6. 联合类型(Union Types)
允许变量具有多种类型之一:
let value: string | number;
value = "hello"; // 合法
value = 100; // 合法
// value = true; // 错误:不是 string 或 number
7. 类型别名(Type Aliases)
为类型创建自定义名称:
type Point = {
x: number;
y: number;
};
type ID = string | number;
function printCoord(pt: Point) {
console.log(`(${pt.x}, ${pt.y})`);
}
8. 交叉类型(Intersection Types)
组合多个类型为一个类型:
type Admin = { role: string };
type User = { name: string };
type AdminUser = Admin & User; // 同时拥有 role 和 name
const adminUser: AdminUser = {
role: "admin",
name: "Alice"
};
9. 类型操作
typeof
在运行时检查类型:
function printValue(value: string | number) {
if (typeof value === "string") {
console.log(value.toUpperCase()); // 类型缩小为 string
} else {
console.log(value.toFixed(2)); // 类型缩小为 number
}
}
in运算符
type Fish = { swim: () => void };
type Bird = { fly: () => void };
function move(animal: Fish | Bird) {
if ("swim" in animal) {
return animal.swim();
}
return animal.fly();
}
is类型谓词
function isFish(pet: Fish | Bird): pet is Fish {
return (pet as Fish).swim !== undefined;
}
!非 null 断言
function getArea(shape: Shape) {
if (shape.kind === "circle") {
return Math.PI * shape.radius! ** 2;
}
}
never穷举性检查
type Shape = Circle | Square;
function getArea(shape: Shape) {
switch (shape.kind) {
case "circle":
return Math.PI * shape.radius ** 2;
case "square":
return shape.sideLength ** 2;
default:
const _exhaustiveCheck: never = shape;
return _exhaustiveCheck;
}
}
extends 类型约束
function longest<Type extends { length: number }>(a: Type, b: Type) {
if (a.length >= b.length) {
return a;
} else {
return b;
}
}
// longerArray is of type 'number[]'
const longerArray = longest([1, 2], [1, 2, 3]);
// longerString is of type 'alice' | 'bob'
const longerString = longest("alice", "bob");
// Error! Numbers don't have a 'length' property
const notOK = longest(10, 100);
// Argument of type 'number' is not assignable to parameter of type '{ length: number; }'.
条件类型
interface Animal {
live(): void;
}
interface Dog extends Animal {
woof(): void;
}
type Example1 = Dog extends Animal ? number : string; // number
// 条件类型约束
type MessageOf<T> = T extends { message: unknown } ? T["message"] : never;
interface Email {
message: string;
}
interface Dog {
bark(): void;
}
type EmailMessageContents = MessageOf<Email>; // type EmailMessageContents = string
type DogMessageContents = MessageOf<Dog>; // type DogMessageContents = never
分布式条件类型
type ToArray<Type> = Type extends any ? Type[] : never;
// 分布在string | number
type StrArrOrNumArr = ToArray<string | number>; // type StrArrOrNumArr = string[] | number[]
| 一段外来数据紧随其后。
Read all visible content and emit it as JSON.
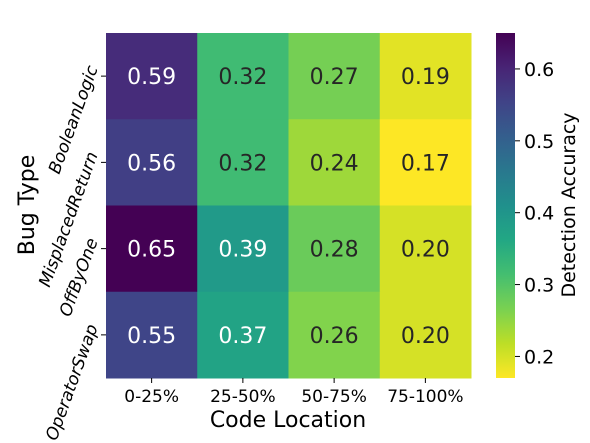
{
  "chart_data": {
    "type": "heatmap",
    "xlabel": "Code Location",
    "ylabel": "Bug Type",
    "x_categories": [
      "0-25%",
      "25-50%",
      "50-75%",
      "75-100%"
    ],
    "y_categories": [
      "BooleanLogic",
      "MisplacedReturn",
      "OffByOne",
      "OperatorSwap"
    ],
    "values": [
      [
        0.59,
        0.32,
        0.27,
        0.19
      ],
      [
        0.56,
        0.32,
        0.24,
        0.17
      ],
      [
        0.65,
        0.39,
        0.28,
        0.2
      ],
      [
        0.55,
        0.37,
        0.26,
        0.2
      ]
    ],
    "value_labels": [
      [
        "0.59",
        "0.32",
        "0.27",
        "0.19"
      ],
      [
        "0.56",
        "0.32",
        "0.24",
        "0.17"
      ],
      [
        "0.65",
        "0.39",
        "0.28",
        "0.20"
      ],
      [
        "0.55",
        "0.37",
        "0.26",
        "0.20"
      ]
    ],
    "colormap": "viridis",
    "colorbar": {
      "label": "Detection Accuracy",
      "range": [
        0.17,
        0.65
      ],
      "ticks": [
        0.2,
        0.3,
        0.4,
        0.5,
        0.6
      ],
      "tick_labels": [
        "0.2",
        "0.3",
        "0.4",
        "0.5",
        "0.6"
      ]
    }
  }
}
// 若不想被分布,可以用方括号将 extends 关键字的每一侧括起来
type ToArrayNonDist<Type> = [Type] extends [any] ? Type[] : never;
// 'ArrOfStrOrNum' is no longer a union.
type ArrOfStrOrNum = ToArrayNonDist<string | number>; // type ArrOfStrOrNum = (string | number)[]
类型映射
映射类型建立在索引签名的语法之上,通常通过 keyof 创建来迭代键以创建类型
type OptionsFlags<Type> = {
[Property in keyof Type]: boolean;
};
type CreateMutable<Type> = {
readonly [Property in keyof Type]: Type[Property];
};
as 子句类型重映射
// Remove the 'kind' property
type RemoveKindField<Type> = {
[Property in keyof Type as Exclude<Property, "kind">]: Type[Property]
};
interface Circle {
kind: "circle";
radius: number;
}
type KindlessCircle = RemoveKindField<Circle>; // type KindlessCircle = { radius: number;}
模板文本类型
// 联合类型会交叉相乘
type EmailLocaleIDs = "welcome_email" | "email_heading";
type FooterLocaleIDs = "footer_title" | "footer_sendoff";
type AllLocaleIDs = `${EmailLocaleIDs | FooterLocaleIDs}_id`;
// type AllLocaleIDs = "welcome_email_id" | "email_heading_id" | "footer_title_id" | "footer_sendoff_id"
// 根据类型内部的信息定义新字符串
const person = makeWatchedObject({
firstName: "Saoirse",
lastName: "Ronan",
age: 26,
});
// makeWatchedObject has added `on` to the anonymous Object
person.on("firstNameChanged", (newValue) => {
console.log(`firstName was changed to ${newValue}!`);
});
//
type PropEventSource<Type> = {
on<Key extends string & keyof Type>
(eventName: `${Key}Changed`, callback: (newValue: Type[Key]) => void): void;
};
/// Create a "watched object" with an `on` method
/// so that you can watch for changes to properties.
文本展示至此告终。